My error looks like non legacy lib. So, is my case the same as this issue?Just in case, let me share reproduction code and error message below.
Code
import numpy as np import cudf def main(): filepath = './test.csv' df = cudf.DataFrame() df['col1'] = list(range(10)) df['col2'] = np.random.random(10) cudf.io.csv.to_csv(df, path=filepath, header=False, index=False) names = ['col1', 'col2'] # dtype = {'col1': 'int64', 'col2': 'float64'} # <- It works! dtype = {'col1': np.int64, 'col2': np.float64} print(dtype) df = cudf.io.csv.read_csv(filepath, names=names, dtype=dtype, header=None) print(df) if __name__ == "__main__": main()Error
Traceback (most recent call last): File "smallest_read_csv_dtype.py", line 25, in <module> main() File "smallest_read_csv_dtype.py", line 20, in main df = cudf.io.csv.read_csv(filepath, names=names, dtype=dtype, header=None) File "/opt/conda/envs/rapids/lib/python3.6/contextlib.py", line 52, in inner return func(*args, **kwds) File "/opt/conda/envs/rapids/lib/python3.6/site-packages/cudf/io/csv.py", line 84, in read_csv index_col=index_col, File "cudf/_lib/csv.pyx", line 337, in cudf._lib.csv.read_csv RuntimeError: cuDF failure at: /conda/conda-bld/libcudf_1591199376654/work/cpp/src/io/csv/reader_impl.cu:649: Unsupported data typeLaunch command
sudo docker run --gpus=all --rm -it -v $(pwd):/ws nvcr.io/nvidia/rapidsai/rapidsai:0.14-cuda10.2-runtime-ubuntu18.04
Can you try passing a string of int64 instead of np.int64 for the dtypes?
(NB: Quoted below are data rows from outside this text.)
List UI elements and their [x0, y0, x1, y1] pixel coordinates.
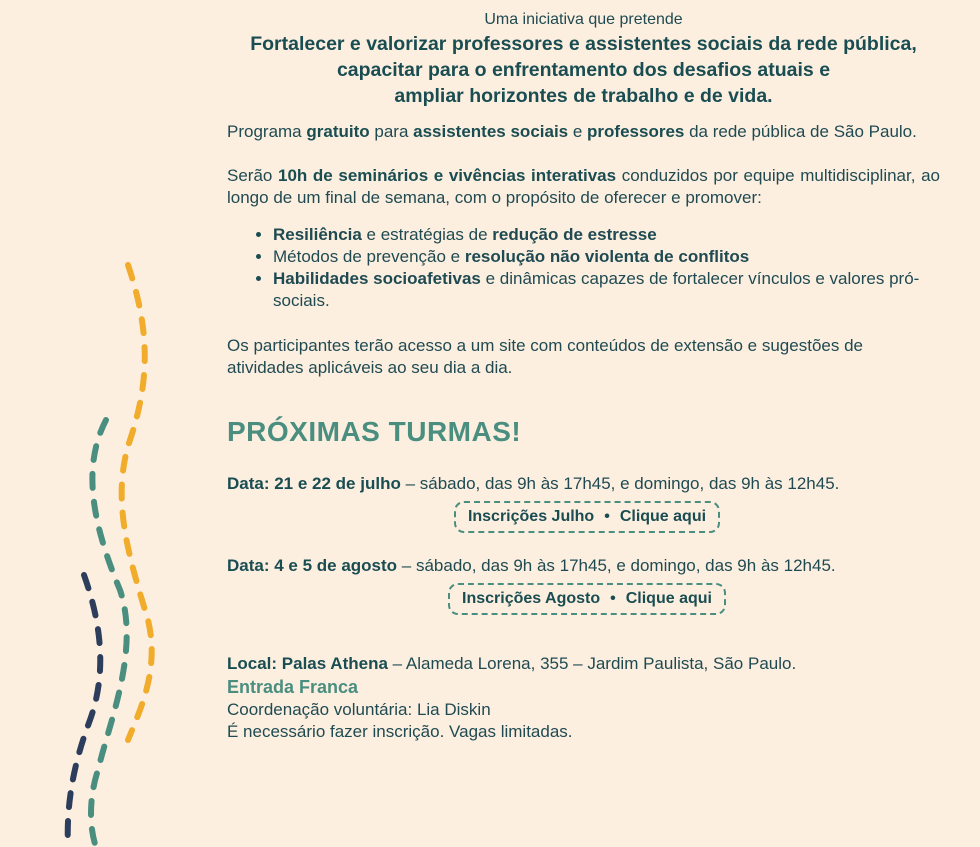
headline-line-1: Fortalecer e valorizar professores e assistentes sociais da rede pública,	[250, 33, 917, 55]
headline-line-2: capacitar para o enfrentamento dos desafios atuais e	[336, 59, 831, 81]
location-label: Local: Palas Athena	[227, 654, 388, 673]
turmas-heading: PRÓXIMAS TURMAS!	[227, 416, 522, 447]
list-item: • Métodos de prevenção e resolução não violenta de conflitos	[273, 246, 940, 268]
session-date-line	[227, 473, 940, 495]
session-july	[227, 473, 940, 533]
session-schedule: – sábado, das 9h às 17h45, e domingo, das 9h às 12h45.	[397, 556, 836, 575]
headline	[227, 31, 940, 109]
intro-paragraph: Programa gratuito para assistentes sociais e professores da rede pública de São Paulo.	[227, 122, 917, 141]
coordination-text: Coordenação voluntária: Lia Diskin	[227, 700, 491, 719]
benefits-list	[227, 224, 940, 312]
kicker-text: Uma iniciativa que pretende	[484, 11, 683, 28]
inscricoes-agosto-button[interactable]: Inscrições Agosto • Clique aqui	[448, 583, 726, 615]
entrada-franca: Entrada Franca	[227, 677, 359, 697]
extension-paragraph: Os participantes terão acesso a um site com conteúdos de extensão e sugestões de atividades aplicáveis ao seu dia a dia.	[227, 336, 863, 377]
inscricoes-julho-button[interactable]: Inscrições Julho • Clique aqui	[454, 501, 720, 533]
session-date: Data: 21 e 22 de julho	[227, 474, 401, 493]
list-item: • Habilidades socioafetivas e dinâmicas capazes de fortalecer vínculos e valores pró-sociais.	[273, 268, 940, 312]
navy-dashed-path	[68, 575, 101, 847]
headline-line-3: ampliar horizontes de trabalho e de vida.	[394, 85, 773, 107]
location-line	[227, 653, 940, 675]
session-august	[227, 555, 940, 615]
registration-notice: É necessário fazer inscrição. Vagas limitadas.	[227, 722, 573, 741]
description-paragraph: Serão 10h de seminários e vivências interativas conduzidos por equipe multidisciplinar, ao longo de um final de semana, com o propósito de oferecer e promover:	[227, 166, 940, 207]
location-address: – Alameda Lorena, 355 – Jardim Paulista, São Paulo.	[387, 654, 797, 673]
session-schedule: – sábado, das 9h às 17h45, e domingo, das 9h às 12h45.	[400, 474, 840, 493]
main-content	[227, 0, 940, 743]
session-date: Data: 4 e 5 de agosto	[227, 556, 398, 575]
list-item: • Resiliência e estratégias de redução de estresse	[273, 224, 940, 246]
decorative-dashed-paths	[0, 0, 200, 847]
session-date-line	[227, 555, 940, 577]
Likely a bug on our end in handling the dtypes.
Thanks for the reply, @kkraus14 !
Can you try passing a string of int64 instead of np.int64 for the dtypes?
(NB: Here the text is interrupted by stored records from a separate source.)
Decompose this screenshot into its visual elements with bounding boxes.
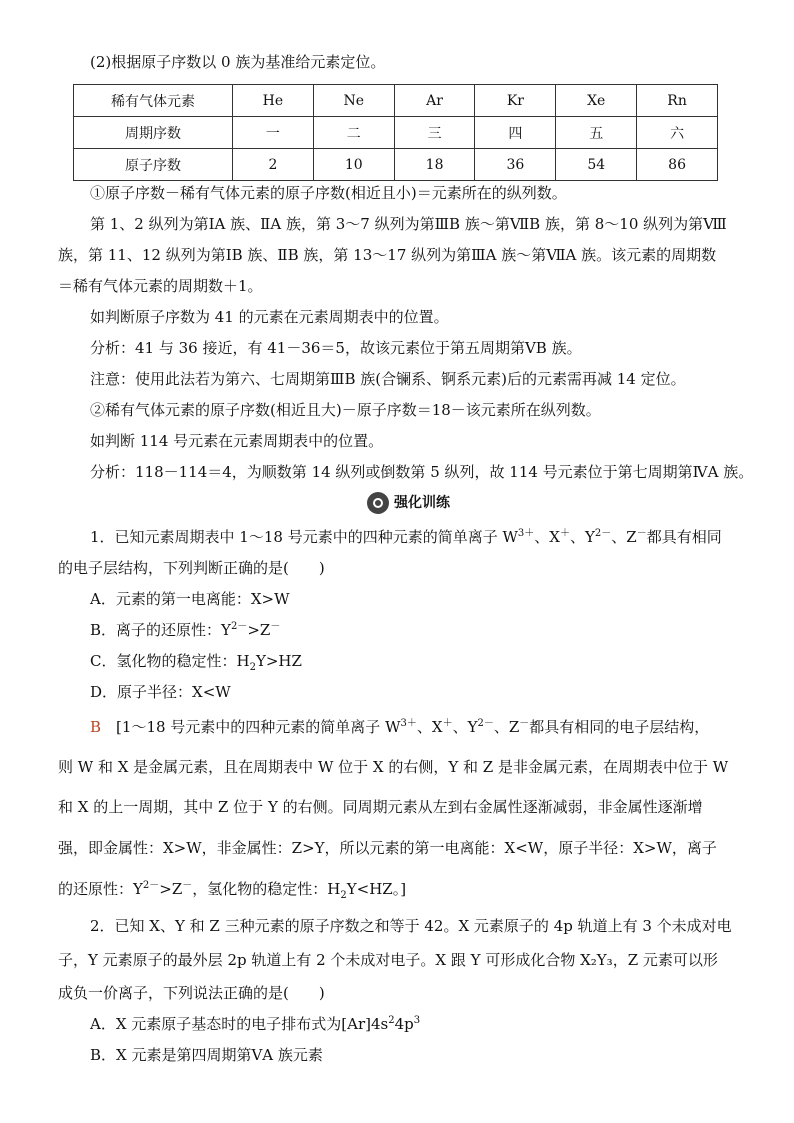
q2-option-b: B．X 元素是第四周期第ⅤA 族元素 <box>90 1046 323 1064</box>
q1-explanation-line: 强，即金属性：X>W，非金属性：Z>Y，所以元素的第一电离能：X<W，原子半径：X>W，离子 <box>58 839 717 857</box>
q1-option-a: A．元素的第一电离能：X>W <box>90 590 290 608</box>
q1-option-b: B．离子的还原性：$Y^{2-}>Z^-$ <box>90 621 281 639</box>
method1-line: 分析：41 与 36 接近，有 41－36＝5，故该元素位于第五周期第ⅤB 族。 <box>90 339 582 357</box>
method1-line: 族，第 11、12 纵列为第ⅠB 族、ⅡB 族，第 13～17 纵列为第ⅢA 族～第ⅦA 族。该元素的周期数 <box>58 246 717 264</box>
table-cell: 2 <box>233 149 314 181</box>
table-cell: Xe <box>556 85 637 117</box>
table-cell: 六 <box>637 117 718 149</box>
table-cell: 86 <box>637 149 718 181</box>
method1-line: 注意：使用此法若为第六、七周期第ⅢB 族(合镧系、锕系元素)后的元素需再减 14 定位。 <box>90 370 686 388</box>
table-cell: 四 <box>475 117 556 149</box>
table-cell: 18 <box>394 149 475 181</box>
table-cell: 10 <box>313 149 394 181</box>
table-cell: 一 <box>233 117 314 149</box>
method1-line: 如判断原子序数为 41 的元素在元素周期表中的位置。 <box>90 308 449 326</box>
method2-line: 如判断 114 号元素在元素周期表中的位置。 <box>90 432 384 450</box>
table-cell: He <box>233 85 314 117</box>
q1-stem-line: 的电子层结构，下列判断正确的是( ) <box>58 559 325 577</box>
method2-line: ②稀有气体元素的原子序数(相近且大)－原子序数＝18－该元素所在纵列数。 <box>90 401 601 419</box>
table-cell: 二 <box>313 117 394 149</box>
table-row <box>74 117 718 149</box>
section-banner <box>367 492 491 514</box>
method2-line: 分析：118－114＝4，为顺数第 14 纵列或倒数第 5 纵列，故 114 号元素位于第七周期第ⅣA 族。 <box>90 463 754 481</box>
table-cell: 54 <box>556 149 637 181</box>
q2-stem-line: 2．已知 X、Y 和 Z 三种元素的原子序数之和等于 42。X 元素原子的 4p 轨道上有 3 个未成对电 <box>90 917 732 935</box>
target-icon <box>367 492 389 514</box>
q1-stem-line: 1．已知元素周期表中 1～18 号元素中的四种元素的简单离子 $W^{3+}$、X＋、$Y^{2-}$、Z－都具有相同 <box>90 528 722 546</box>
q2-stem-line: 成负一价离子，下列说法正确的是( ) <box>58 984 325 1002</box>
banner-title: 强化训练 <box>394 495 450 511</box>
noble-gas-table <box>73 84 718 181</box>
row-label: 周期序数 <box>74 117 233 149</box>
q1-explanation-line: 和 X 的上一周期，其中 Z 位于 Y 的右侧。同周期元素从左到右金属性逐渐减弱，非金属性逐渐增 <box>58 798 703 816</box>
method1-line: 第 1、2 纵列为第ⅠA 族、ⅡA 族，第 3～7 纵列为第ⅢB 族～第ⅦB 族，第 8～10 纵列为第Ⅷ <box>90 215 727 233</box>
q2-stem-line: 子，Y 元素原子的最外层 2p 轨道上有 2 个未成对电子。X 跟 Y 可形成化合物 X₂Y₃，Z 元素可以形 <box>58 951 718 969</box>
table-cell: 三 <box>394 117 475 149</box>
q1-option-d: D．原子半径：X<W <box>90 683 231 701</box>
section-heading: (2)根据原子序数以 0 族为基准给元素定位。 <box>90 53 386 71</box>
q2-option-a: A．X 元素原子基态时的电子排布式为$[Ar]4s^24p^3$ <box>90 1015 421 1033</box>
table-row <box>74 85 718 117</box>
q1-option-c: C．氢化物的稳定性：$H_2Y>HZ$ <box>90 652 302 673</box>
table-cell: Ar <box>394 85 475 117</box>
method1-line: ＝稀有气体元素的周期数＋1。 <box>58 277 263 295</box>
row-label: 稀有气体元素 <box>74 85 233 117</box>
q1-explanation-line: B [1～18 号元素中的四种元素的简单离子 $W^{3+}$、X＋、$Y^{2-}$、Z－都具有相同的电子层结构， <box>90 718 710 736</box>
answer-letter: B <box>90 718 102 736</box>
table-cell: Rn <box>637 85 718 117</box>
method1-line: ①原子序数－稀有气体元素的原子序数(相近且小)＝元素所在的纵列数。 <box>90 184 567 202</box>
table-cell: 36 <box>475 149 556 181</box>
table-row <box>74 149 718 181</box>
q1-explanation-line: 则 W 和 X 是金属元素，且在周期表中 W 位于 X 的右侧，Y 和 Z 是非金属元素，在周期表中位于 W <box>58 758 729 776</box>
q1-explanation-line: 的还原性：$Y^{2-}>Z^-$，氢化物的稳定性：$H_2Y<HZ$。] <box>58 880 407 901</box>
row-label: 原子序数 <box>74 149 233 181</box>
table-cell: Ne <box>313 85 394 117</box>
table-cell: Kr <box>475 85 556 117</box>
table-cell: 五 <box>556 117 637 149</box>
Yes, although I commented out in my code, the program works well by passing 'int64' and 'float64' strings instead of numpy's dtype like below.
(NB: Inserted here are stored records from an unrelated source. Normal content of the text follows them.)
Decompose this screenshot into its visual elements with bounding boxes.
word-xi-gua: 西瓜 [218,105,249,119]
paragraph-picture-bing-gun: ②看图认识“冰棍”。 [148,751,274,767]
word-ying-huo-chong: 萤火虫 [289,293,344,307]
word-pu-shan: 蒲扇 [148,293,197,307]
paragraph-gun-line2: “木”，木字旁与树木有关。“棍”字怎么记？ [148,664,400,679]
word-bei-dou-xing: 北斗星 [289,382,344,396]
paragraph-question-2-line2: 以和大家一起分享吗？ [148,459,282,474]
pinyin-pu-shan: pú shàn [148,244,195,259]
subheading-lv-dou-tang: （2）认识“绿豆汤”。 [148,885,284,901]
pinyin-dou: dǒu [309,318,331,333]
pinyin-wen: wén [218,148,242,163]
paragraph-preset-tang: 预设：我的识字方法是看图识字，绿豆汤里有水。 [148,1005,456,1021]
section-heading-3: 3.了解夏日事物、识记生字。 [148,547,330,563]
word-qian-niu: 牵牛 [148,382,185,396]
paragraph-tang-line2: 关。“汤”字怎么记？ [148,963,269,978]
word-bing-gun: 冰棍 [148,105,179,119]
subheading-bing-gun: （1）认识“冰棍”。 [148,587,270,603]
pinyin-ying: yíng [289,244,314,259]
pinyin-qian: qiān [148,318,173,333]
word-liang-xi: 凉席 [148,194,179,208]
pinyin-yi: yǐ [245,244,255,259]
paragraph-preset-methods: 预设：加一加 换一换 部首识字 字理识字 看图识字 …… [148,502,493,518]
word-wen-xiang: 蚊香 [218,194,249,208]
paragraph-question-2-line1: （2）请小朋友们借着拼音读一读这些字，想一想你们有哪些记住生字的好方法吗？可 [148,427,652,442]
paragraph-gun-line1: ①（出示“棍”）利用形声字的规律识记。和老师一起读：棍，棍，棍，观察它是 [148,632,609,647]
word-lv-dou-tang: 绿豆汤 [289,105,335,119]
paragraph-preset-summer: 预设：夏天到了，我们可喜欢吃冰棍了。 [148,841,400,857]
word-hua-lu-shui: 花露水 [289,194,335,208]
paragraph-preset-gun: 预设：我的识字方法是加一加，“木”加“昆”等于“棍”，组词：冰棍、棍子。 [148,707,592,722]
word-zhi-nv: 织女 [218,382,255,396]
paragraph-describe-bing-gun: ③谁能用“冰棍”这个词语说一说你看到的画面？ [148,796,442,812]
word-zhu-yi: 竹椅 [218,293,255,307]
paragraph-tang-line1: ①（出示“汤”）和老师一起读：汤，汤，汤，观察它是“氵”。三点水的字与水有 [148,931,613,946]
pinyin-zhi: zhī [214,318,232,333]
dtype = {'col1': 'int64', 'col2': 'float64'}
Hey all, I saw a similar issue come up as I was playing around with cuDF's read_csv function with RAPIDS on Kaggle. My code runs fine, but it kept on propagating the following error:
RuntimeError: cuDF failure at: /opt/conda/envs/rapids/conda-bld/libcudf_1598487636199/work/cpp/src/io/csv/reader_impl.cu:651: Unsupported data type
After looking at this issue and guessing a lot, I got my code to the point where I realize 'int64' and 'str' work for dtypes. But I'm struggling with the last column which should be datetime and won't render properly as a string or an integer.
checkout_list = []
for filename in all_checkout_files:
cu = cudf.io.csv.read_csv(filename, index_col = None, header = 0, dtype ={'BibNumber': 'int64', 'ItemBarcode': 'int64', 'ItemType': 'str', 'Collection': 'str', 'CallNumber': 'int64', 'CheckoutDateTime': 'datetime64'})
checkout_list.append(cu)
checkout = cudf.core.reshape.concat(checkout_list, axis=0, ignore_index = True)
The code is meant to append a bunch of cuDF dataframes together that all follow a common pattern. I know that if I replace 'datetime64' with 'int64', this runs properly, at least at first glance. I'm wondering what the proper way for the function to accept datetime as a reference would be.
A basic point of frustration on this has been guessing at the proper way to render datatypes which came on top of data validation errors (columns were being misread which is why I had to set the dtypes at the read_csv level in the first place). I think this problem could be resolved by fixing the underlying bug -- but in the absence of that, correcting this documentation to be more accurate would help a lot.
@Rogerh91 I believe if you use timestamp or something like timestamp[s] for example it should work.
We're actively working on refactoring this code and cleaning this up is definitely one of the things we're planning to tackle.
Hey @kkraus14, thanks for the tip -- just wanted to report that it worked the first time I tried it. It doesn't seem to be anywhere in the documentation which most people will consult when they're stuck on this, but appreciate that you all are refactoring and cleaning things up. That seems like it might be a quick fix in the meantime though (clearing up documentation), or a blog post that will show up on SEO maybe.